Nest 4 – Ephesus: Serving Again with Ephesian Friends (2 Tim 4:19)

Whenever they returned to Ephesus, A&P moved from Rome to Ephesus at least by AD 65/66 (2 Tim 4:19). Perhaps they went to Rome to be with the loved ones they so abruptly left at the edict of Claudius but then came back to where they could be better used in Ephesus. Whatever the case, Paul first met A&P around AD 50. Here they are still serving 15years later.

Seven Lessons to Learn from the Lives of Aquila and Priscilla

First, sometimes God moves people from one church to another in order to bless multiple congregations.  Move 1: God used Claudius to move A&P to help Paul as tentmakers in Corinth (Acts 18:2–3). Move 2: Paul took A&P to Ephesus (Acts 18:18–19). Move 3: A&P went back to Rome (Rom 16:3–5). Move 4: A&P returned to Ephesus (2 Tim 4:19).

Second, ask godly couples to be involved in ministry. Paul “found . . . Aquila” and “came to them” (Acts 18:2). Corinth, Ephesus, and Rome all knew the blessing of having this faithful couple come to their churches and using a home to help the churches.

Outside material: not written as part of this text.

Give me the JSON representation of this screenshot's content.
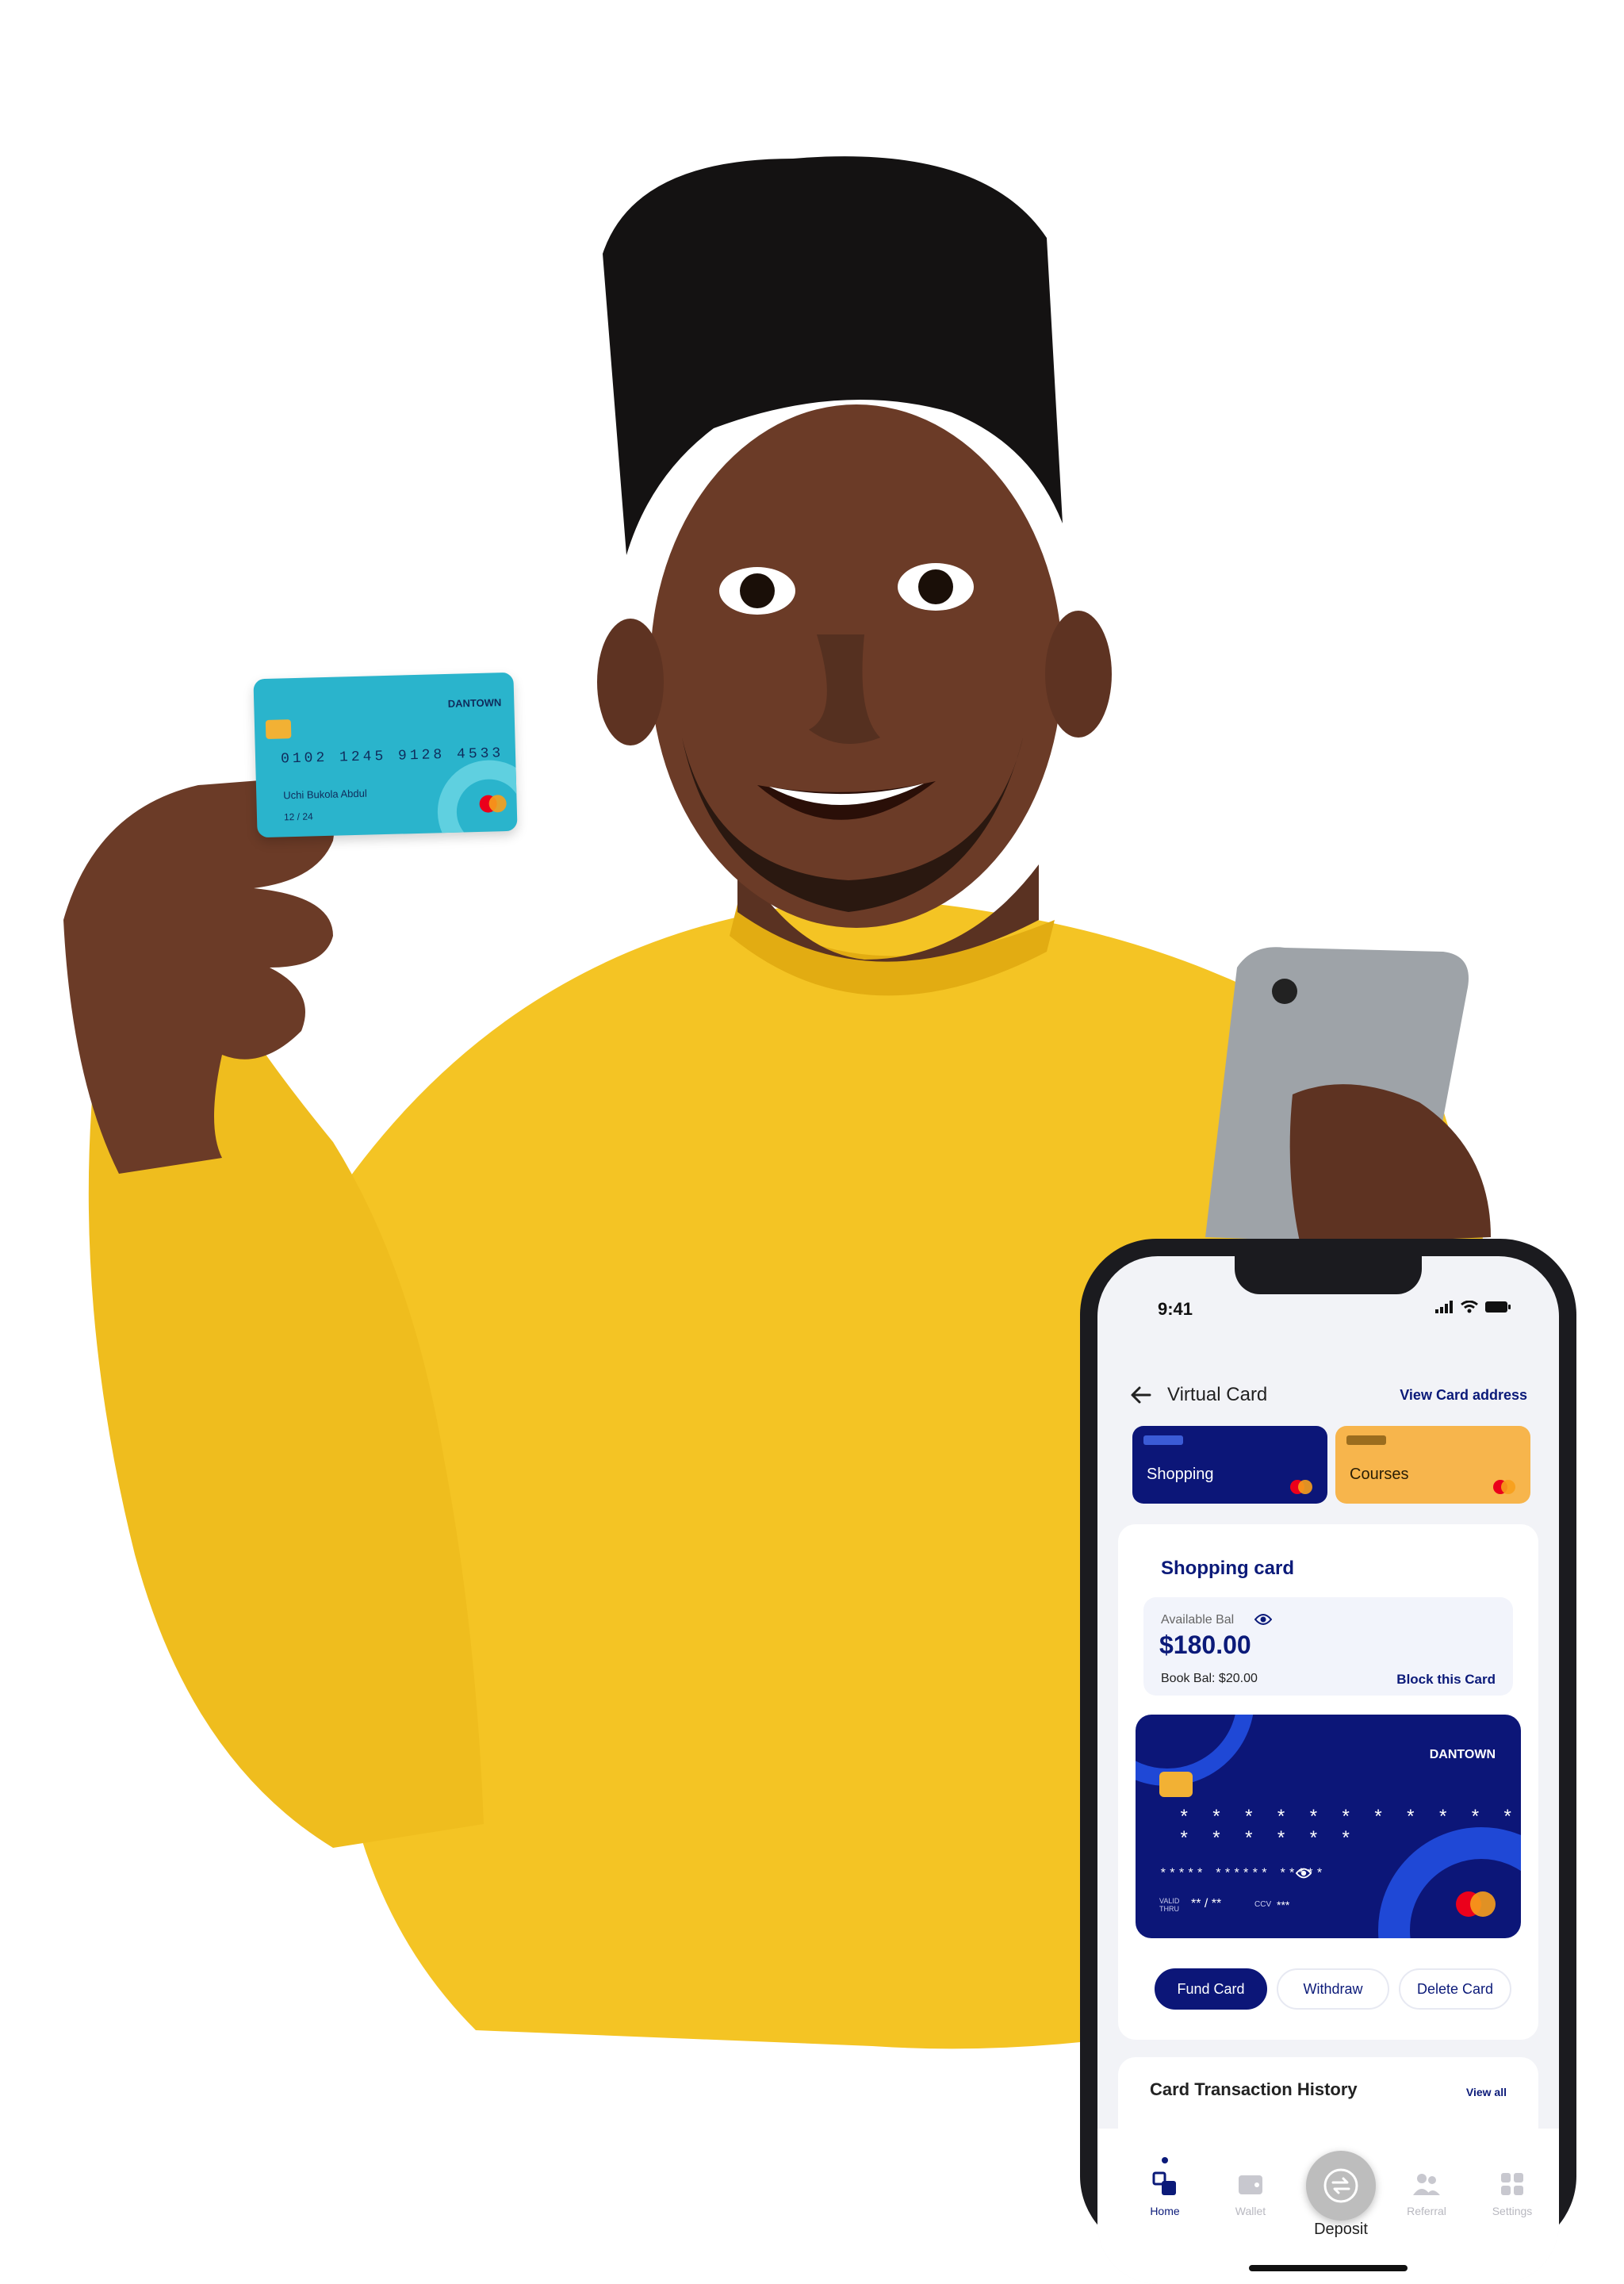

Third, find a church with a good pastor. A&P had the apostle Paul for a pastor in Corinth and then in Ephesus. From this point on, we see them faithfully serving and discipling others. An effective shepherd leaves others serving faithfully after the time they have spent with him.

Fourth, serve your church with your whole heart, mind, and soul. Everywhere we see A&P, they are involved in a local church, even when forcibly moved away from Rome to Corinth. They made it a priority to be involved in the ministry of their local churches. A&P personally discipled others, used their business for the sake of missions, and opened their homes to the churches. These activities were not necessarily public ministries that were as noticeable as those of Paul or Apollos. They had servants’ hearts to give their time, energy, and resources to serve the needs of the churches. Their ministries allowed Paul and Apollos to win and strengthen many for the Lord.

Fifth, remember the good times. Paul mentioned the risk A&P took in his greetings to Rome (Rom 16:4). He remembered the highlights of their service together, not the pain of breaking apart.

Sixth, keep in touch. Paul sent greetings from A&P to Corinth (1 Cor 16:19). He sent greetings to them in Rome (Rom 16:3–5). He did the same when they returned to Ephesus (2 Tim 4:19).

Seventh, keep on keeping on. The NT has A&P serving for at least 15 years. They likely served much longer than that.

Aquila and Priscilla were a blessing to multiple congregations during the early days of the church. May we and couples especially follow their example and serve our own churches just the same today.